三位蒙面老者目光一驚又是一怔。
周圍寺僧神色一怔又是一驚。
而高僧的長眉一陣軒動,表情是又驚又怒。
商亞男內心在流血,無力地睜開秀目一瞥,不由大張,幾乎不相信自己很睛……
嘿!原來場中屹立著的正是宋嶽,手中長劍正從「陰天屠夫」腹中緩緩拔出。
「陰手屠夫」臉上更加猙獰恐怖,彎腰捧腹,身軀躺在地上。
血!像泉水一樣地從他青色枯瘦的雙手十指縫中擠出來,一雙陰沉嚇人的眼睛射出了恐怖的光芒,注視著宋嶽。
他想不到宋嶽受傷之餘,還有這般功力,猶如神助。
他更想不到今天在自己地盤上,眾目之下,竟會死在宋嶽劍下。
現在,他心中有一萬分的後悔,自己以為剛才宋嶽傷勢發作,雙掌在毫不防備之下,想一掌擊斃對方,犯了貪功太急,胸腹之下,絲毫不作防範,而想不到宋嶽竟是哀兵之計,長劍疾出……
這死得實在太冤,「陰手屠夫」想著想著,神志開始迷糊,終於周身一陣蠕動,雙手一鬆,一代梟雄,與世長辭!

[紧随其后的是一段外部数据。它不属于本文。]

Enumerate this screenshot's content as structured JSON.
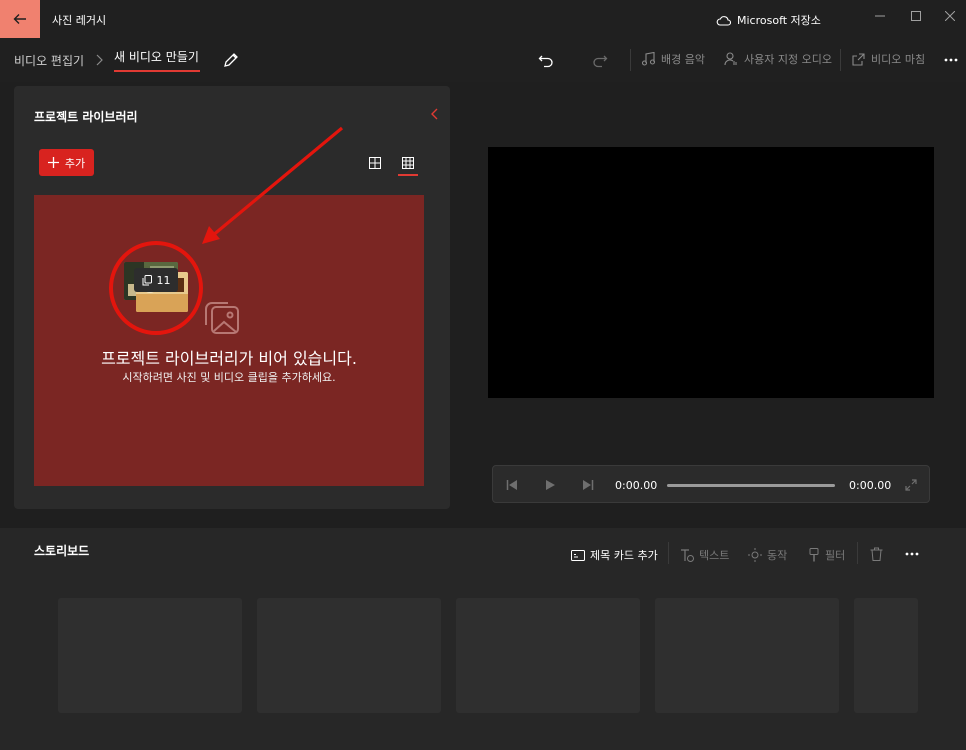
{
  "titlebar": {
    "title": "사진 레거시",
    "store_label": "Microsoft 저장소",
    "accent": "#f0816f"
  },
  "breadcrumb": {
    "parent": "비디오 편집기",
    "current": "새 비디오 만들기"
  },
  "toolbar": {
    "background_music": "배경 음악",
    "custom_audio": "사용자 지정 오디오",
    "finish_video": "비디오 마침"
  },
  "library": {
    "title": "프로젝트 라이브러리",
    "add_label": "추가",
    "empty_title": "프로젝트 라이브러리가 비어 있습니다.",
    "empty_subtitle": "시작하려면 사진 및 비디오 클립을 추가하세요.",
    "drag_count": "11",
    "dropzone_color": "#7b2623"
  },
  "player": {
    "current_time": "0:00.00",
    "total_time": "0:00.00",
    "progress": 0
  },
  "storyboard": {
    "title": "스토리보드",
    "add_title_card": "제목 카드 추가",
    "text": "텍스트",
    "motion": "동작",
    "filter": "필터"
  },
  "colors": {
    "accent_red": "#d8231f",
    "annotation_red": "#e3150d"
  }
}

這時,三位蒙面老者及商亞男內心一陣振奮,四個人的心,彷彿在飛揚!
而巴什扎圖寺的僧侶及高僧,神色又驚又怒,內心卻在向下沉……
宋嶽呢?他此刻忘記了自己傷勢,忘記了一切,只覺得有些疲倦,屹立當地,暗暗調息著。
他此刻知道,商梧之仇雖報了,但這對自己而言,只是僥倖搶過了第一關,還有第二關,最後還有九死一生的一關。
所以現在惟一使他腦筋轉動的,只是如何應付下一場,不知道以自己傷殘的體力,是否應付得了?
因為這場勝得取巧,可一不可再,哀兵之計,多施無用。
場中一片沉寂,雖有這許多人,但卻落葉可聞!
在沉寂中充滿了殺機,使人感到空虛,感到波動激盪!
這段沉寂從場中各人神色中可以看得出,大部分是震驚「陰手屠夫」之死,小部分卻在觀察宋嶽的神態,判斷他受傷後,何以與沒有受傷一樣……
宋嶽真元默運三週天,微微恢復體力,目光一掃場中,見眾人皆望著他,不由淡淡一哂,轉身對商亞男朗聲道:「商姑娘,宋嶽得兌諾言,已代令尊雪恥報仇了!」
商亞男淒涼地一笑,道:「嶽弟,謝謝你,今天就是我死了,也死而無怨!」
宋嶽暗暗一嘆,忖道:「你現在弄得這副樣子,當初何苦不辭而別呢?我宋嶽沒有得罪你啊……」
他到現在尚不知道原因,心中暗歎著……
就在此際,場中倏然響起一聲大喝!
「姓宋的,別得意,詭計傷人,雖闖過第一關,哈布拉已等著你第二場。」
宋嶽緩緩轉身,一望這位巴什扎圖寺的司刑僧人,高帽下的一張臉,與「陰手屠夫」完全是二張不同的典型。
「陰手屠夫」的臉又枯又瘦,青森森的,代表一種詭譎的性格及陰沉的心機,而哈布拉卻身軀魁梧,肥頭大耳,穿著二個金環,滿腮短而粗的黑鬍子,表示出一種兇暴易怒的性格。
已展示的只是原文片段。